Oculus CTO Denies Stealing VR Tech



/ 2 years ago

Oculus CTO Denies Stealing VR Tech

Earlier this week, Oculus was found by a Dallas court to have stolen virtual reality tech from ZeniMax and was forced to pay $500 million to the plaintiff. Now, the Chief Technology Officer (CTO) at Oculus, John Carmack – the former lead programmer at id Software, where he was responsible for such games as DOOM, Quake, and Wolfenstein 3D – has taken to Facebook to deny the charge, accusing the plaintiff’s expert witness of lying about the charge of “non-literal copying” on behalf of Oculus. “Being sued sucks,” Carmack said.
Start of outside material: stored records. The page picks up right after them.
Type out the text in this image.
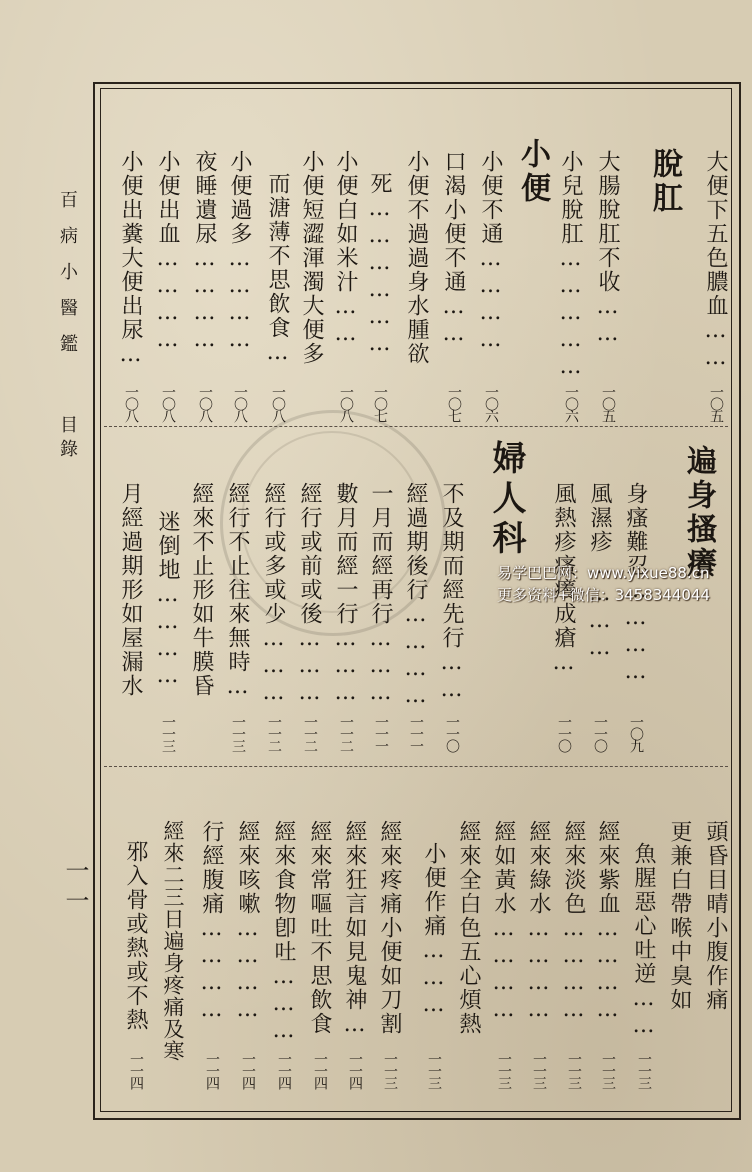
百病小醫鑑
目錄
一一
大便下五色膿血……
一〇五
脫肛
大腸脫肛不收……
一〇五
小兒脫肛……………
一〇六
小便
小便不通…………
一〇六
口渴小便不通……
一〇七
小便不過過身水腫欲
死………………
一〇七
小便白如米汁……
一〇八
小便短澀渾濁大便多
而溏薄不思飲食…
一〇八
小便過多…………
一〇八
夜睡遺尿…………
一〇八
小便出血…………
一〇八
小便出糞大便出尿…
一〇八
遍身搔癢
身瘙難忍…………
一〇九
風濕疹…………
一一〇
風熱疹瘙癢成瘡…
一一〇
婦人科
不及期而經先行……
一一〇
經過期後行…………
一一一
一月而經再行………
一一一
數月而經一行………
一一二
經行或前或後………
一一二
經行或多或少………
一一二
經行不止往來無時…
一一三
經來不止形如牛膜昏
迷倒地…………
一一三
月經過期形如屋漏水
頭昏目晴小腹作痛
更兼白帶喉中臭如
魚腥惡心吐逆……
一一三
經來紫血…………
一一三
經來淡色…………
一一三
經來綠水…………
一一三
經如黃水…………
一一三
經來全白色五心煩熱
小便作痛………
一一三
經來疼痛小便如刀割
一一三
經來狂言如見鬼神…
一一四
經來常嘔吐不思飲食
一一四
經來食物卽吐………
一一四
經來咳嗽…………
一一四
行經腹痛…………
一一四
經來二三日遍身疼痛及寒
邪入骨或熱或不熱
一一四
易学巴巴网：www.yixue88.cn
更多资料+微信：3458344044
“[T]he plaintiff’s expert […] said Oculus’s implementations of the techniques at issue were “non-literally copied” from the source code I wrote while at Id Software,” he explained. “This is just not true. The authors at Oculus never had access to the Id C++ VR code, only a tiny bit of plaintext shader code from the demo. I was genuinely interested in hearing how the paid expert would spin a web of code DNA between completely unrelated codebases.”

“Early on in his testimony, I wanted to stand up say “Sir! As a man of (computer) science, I challenge you to defend the efficacy of your methodology with data, including false positive and negative rates.”,” Carmack declared. “After he had said he was “Absolutely certain there was non-literal copying” in several cases, I just wanted to shout “You lie!”. By the end, after seven cases of “absolutely certain”, I was wondering if gangsters had kidnapped his grandchildren and were holding them for ransom.”

“If he had said “this supports a determination of”, or dozens of other possible phrases, then it would have fit in with everything else, but I am offended that a distinguished academic would say that his ad-hoc textual analysis makes him “absolutely certain” of anything. That isn’t the language of scientific inquiry,” the Oculus CTO added.

Carmack – dangerously for a man who has already been part of a massive lawsuit – then starts to question the integrity of the expert witness, suggesting that he may have lied for money.

“The expert witness circuit is surely tempting for many academics, since a distinguished expert can get paid $600+ an hour to prepare a weighty report that supports a lawyer’s case,” Carmack accuses. “I don’t have any issue with that, but testifying in court as an expert should be as much a part of your permanent public record as the journal papers you publish. In many cases, the consequences are significant. There should be a danger to your reputation if you are imprudent.”

While the above quotes express the gist of Carmack’s point, his screed goes on a bit, so check out the original Facebook post if you want to read all of his his potentially libellous remarks.

ZeniMax has dismissed Carmack’s claims, telling Polygon:

“In addition to expert testimony finding both literal and non-literal copying, Oculus programmers themselves admitted using ZeniMax’s copyrighted code (one saying he cut and pasted it into the Oculus SDK), and Brendan Iribe, in writing, requested a license for the ‘source code shared by Carmack’ they needed for the Oculus Rift. Not surprisingly, the jury found ZeniMax code copyrights were infringed. The Oculus Rift was built on a foundation of ZeniMax technology.”

While the lawsuit may be over, more legal action could be forthcoming; Oculus may appeal the decision, while ZeniMax could attempt to block further sales of the Oculus Rift VR headset.